“Just as a bachelor’s degree gives current applicants for bartender jobs an edge over those with just a high-school diploma, so a master’s degree holder will have an advantage over those with a mere bachelor’s degree,” the study’s authors write.
“My generation is suffering disproportionately,” said Terence Grado, director of National and State Policy at Generation Opportunity.
The result of this economic condition will manifest in a number of ways.
Former Reagan budget director David Stockman suggested the younger generation’s debt burden will inhibit their ability to buy a home until much later, thus contributing to the stall in the housing market.
Signs from National Association of Home Builders maintain confidence in the housing market is steady, though artificially low interest rates and speculation have Stockman concerned.

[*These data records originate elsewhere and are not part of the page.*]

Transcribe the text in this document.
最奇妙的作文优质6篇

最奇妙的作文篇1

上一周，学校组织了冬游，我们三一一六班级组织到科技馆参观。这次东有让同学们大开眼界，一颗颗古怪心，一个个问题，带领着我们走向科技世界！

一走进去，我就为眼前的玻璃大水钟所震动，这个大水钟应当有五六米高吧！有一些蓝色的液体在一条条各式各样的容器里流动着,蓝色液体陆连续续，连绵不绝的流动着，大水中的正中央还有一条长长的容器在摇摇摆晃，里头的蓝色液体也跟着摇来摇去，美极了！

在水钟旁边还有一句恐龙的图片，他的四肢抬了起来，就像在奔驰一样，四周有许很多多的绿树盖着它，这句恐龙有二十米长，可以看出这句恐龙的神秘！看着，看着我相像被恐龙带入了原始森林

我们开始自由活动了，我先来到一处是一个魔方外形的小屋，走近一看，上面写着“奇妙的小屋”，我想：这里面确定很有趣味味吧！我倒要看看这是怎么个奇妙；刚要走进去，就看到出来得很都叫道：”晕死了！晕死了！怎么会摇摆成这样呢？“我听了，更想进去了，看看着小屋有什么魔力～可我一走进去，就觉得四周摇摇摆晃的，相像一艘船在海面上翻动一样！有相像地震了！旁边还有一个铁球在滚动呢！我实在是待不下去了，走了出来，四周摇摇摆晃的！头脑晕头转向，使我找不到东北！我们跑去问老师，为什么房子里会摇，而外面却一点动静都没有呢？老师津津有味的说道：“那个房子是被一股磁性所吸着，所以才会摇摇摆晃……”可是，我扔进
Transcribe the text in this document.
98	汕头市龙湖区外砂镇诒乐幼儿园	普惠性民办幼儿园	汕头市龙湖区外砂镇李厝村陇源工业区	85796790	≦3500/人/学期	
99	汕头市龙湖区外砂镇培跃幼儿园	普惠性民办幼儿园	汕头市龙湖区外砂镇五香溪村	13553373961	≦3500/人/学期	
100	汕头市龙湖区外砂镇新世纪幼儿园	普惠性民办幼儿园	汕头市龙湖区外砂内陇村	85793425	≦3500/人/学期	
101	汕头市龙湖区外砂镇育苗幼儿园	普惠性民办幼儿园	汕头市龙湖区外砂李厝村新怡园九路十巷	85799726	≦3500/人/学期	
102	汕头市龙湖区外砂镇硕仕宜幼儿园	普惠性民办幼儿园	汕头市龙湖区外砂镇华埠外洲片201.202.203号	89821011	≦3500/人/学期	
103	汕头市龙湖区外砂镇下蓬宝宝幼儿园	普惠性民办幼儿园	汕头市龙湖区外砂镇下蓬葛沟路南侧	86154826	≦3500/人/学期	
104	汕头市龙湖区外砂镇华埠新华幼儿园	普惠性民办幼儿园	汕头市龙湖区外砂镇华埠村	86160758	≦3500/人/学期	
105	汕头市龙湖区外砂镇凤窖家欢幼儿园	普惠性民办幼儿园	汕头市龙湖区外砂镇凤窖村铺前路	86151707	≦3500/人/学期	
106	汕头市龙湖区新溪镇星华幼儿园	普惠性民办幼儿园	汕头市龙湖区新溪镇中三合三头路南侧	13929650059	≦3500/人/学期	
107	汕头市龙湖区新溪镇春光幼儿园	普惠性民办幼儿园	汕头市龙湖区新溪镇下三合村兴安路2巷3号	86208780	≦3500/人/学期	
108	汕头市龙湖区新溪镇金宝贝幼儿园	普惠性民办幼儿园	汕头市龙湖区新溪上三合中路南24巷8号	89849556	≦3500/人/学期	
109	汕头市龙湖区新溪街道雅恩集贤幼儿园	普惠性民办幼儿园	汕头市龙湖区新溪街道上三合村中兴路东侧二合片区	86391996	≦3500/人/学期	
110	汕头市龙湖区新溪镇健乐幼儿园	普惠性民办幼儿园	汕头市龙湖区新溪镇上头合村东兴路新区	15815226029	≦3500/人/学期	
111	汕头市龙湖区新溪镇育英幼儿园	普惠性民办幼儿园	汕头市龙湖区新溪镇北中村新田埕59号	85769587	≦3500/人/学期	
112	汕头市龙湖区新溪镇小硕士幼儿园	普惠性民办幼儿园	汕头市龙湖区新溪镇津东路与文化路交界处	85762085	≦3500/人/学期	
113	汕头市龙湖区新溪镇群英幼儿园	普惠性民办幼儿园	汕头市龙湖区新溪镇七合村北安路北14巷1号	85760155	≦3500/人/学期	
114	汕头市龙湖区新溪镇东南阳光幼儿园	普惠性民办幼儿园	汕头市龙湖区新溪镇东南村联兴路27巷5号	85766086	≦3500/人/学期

“As soon as the Fed has to normalize interest rates, housing prices will stop appreciating and they’ll probably head down,” he said.
Another trend that may start to show its true power is the decline in American birthrate. Though a natural trend during recessions, the birthrate has not seemed to rebound with the economy.
“Some analysts now wonder if the unprecedented scale of early indebtedness stemming from student loans, affecting nearly one-quarter of the overall US populace of childbearing age, has become a permanent deterrent to parenthood,” the Christian Science Monitor reports.
28-year-old recent law school graduate Karen Hu is facing this very dilemma. While she and her husband, a software programmer, have begun considering having kids, there are a few things holding them back. For one, Hu has had difficulty finding a good job in the post-recession economy.
Couple that with her student debt of $164,000 with monthly payments of $818, “Children just don’t fit into that scenario,” Hu says.